減少視覺認知混淆之互動式網路視覺化系統

Abstract

在本篇論文裡，將提出一個以減少Graph Edge所引起的視覺混淆為主要目標的互動式網路視覺化架構。在視覺化實務上的關聯性資料時，例如Traffic Network或Social Network，被使用來呈現兩項目(Graph Node)之間關聯性的Graph Edge往往會和不相關的項目過於接近甚至有重疊，造成視覺上錯誤的關聯性認知；另外，在同一區域內聚集的Graph Edge在視覺上造成圖形密集的交錯或重疊，也會顯著地降低該區域網路的可讀性。 為求提升Edge layout的可讀性和美觀性，同時減少Edge在解釋關聯性上潛在的不明確問題，我提出此架構，改善由Graph Edge所造成的視覺混淆雜亂問題，同時加強使用者視覺上關聯性感受和實際關聯性資料兩者間的一致性。我們的演算法採用有效率且一般性Quadtree結構，各項目原始的位置資訊也將被保留，可和現存的視覺化系統作結合。為了提供使用者一個易於使用的互動介面，我也提出一個創新的detail-on-demand概念，讓使用者能夠在顯示空間中簡單地繪出分布，自行變更各區域的level-of-detail設定。

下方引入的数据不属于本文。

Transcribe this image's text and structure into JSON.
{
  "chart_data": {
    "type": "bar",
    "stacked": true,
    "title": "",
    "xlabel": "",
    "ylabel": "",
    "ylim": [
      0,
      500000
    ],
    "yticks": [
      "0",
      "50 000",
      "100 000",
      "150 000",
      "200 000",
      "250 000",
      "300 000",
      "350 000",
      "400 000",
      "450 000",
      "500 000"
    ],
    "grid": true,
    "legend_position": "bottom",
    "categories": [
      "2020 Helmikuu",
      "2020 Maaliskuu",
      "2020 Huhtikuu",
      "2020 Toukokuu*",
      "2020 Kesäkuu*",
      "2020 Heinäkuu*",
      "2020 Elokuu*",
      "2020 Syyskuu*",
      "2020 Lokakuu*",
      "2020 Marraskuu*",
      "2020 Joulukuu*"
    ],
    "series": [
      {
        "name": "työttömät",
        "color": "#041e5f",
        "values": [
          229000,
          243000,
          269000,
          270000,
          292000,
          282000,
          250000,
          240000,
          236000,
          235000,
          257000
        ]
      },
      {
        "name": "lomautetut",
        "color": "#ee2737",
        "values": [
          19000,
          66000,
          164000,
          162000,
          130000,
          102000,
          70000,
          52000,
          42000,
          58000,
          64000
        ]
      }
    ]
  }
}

Graph visualization has been widely used to visualize relationship among data (e.g. traffic network, citation network and social network) for people to perceive adjacency relationship. However, there exists a common challenge that edge congestions caused by cluttered edges bring about visual clutter and significantly reduce the readability of graph in low-level of view. Another phenomenon which is more critical in low-level of view is edge ambiguity, the problem of edge ambiguity which is caused by node-edge overlapping decreases the consistency between relations which are visually perceived by users and actual relational dataset. In this paper, I presented an ambiguity-free edge-bundling technique for visualizing graph or network data with an interactive tool. My technique automatically generated edge-bundling layout with less edge ambiguities while viewers desire to learn details from specific regions of graphs; this technique also improves the representation of edge layouts which originally have problems of edge-edge congestion and further helps viewers to easily understand connections between nodes with more accuracy and efficiency. The network visualization system to be presented contains two features: ambiguity-free edge-bundling and user-defined level-of-detail map. Ambiguity-free edge-bundling was designed to relieve problems of edge ambiguity and edge congestion in graph visualization which often contains small-world properties and the proposed technique improves the representation of edge layout in detail view of graph without needs of interacting effort. In many applications, node positions have semantic meaning, examples such as traffic network and map; according to this, my technique also preserves node placement without recognizable adjustment. To make it more adaptable for various graph applications, the proposed technique uses an efficient and generic quadtree structure that could be applied in conjunction with existing graph or network visualization systems, the required inputs are the node placement and the relationship between nodes. My framework also provides users an easy-to-use interactive tool, a novel detail-on-demand concept called user-defined level-of-detail map, to make users be able to modify the level-of-details regionally by painting on the display.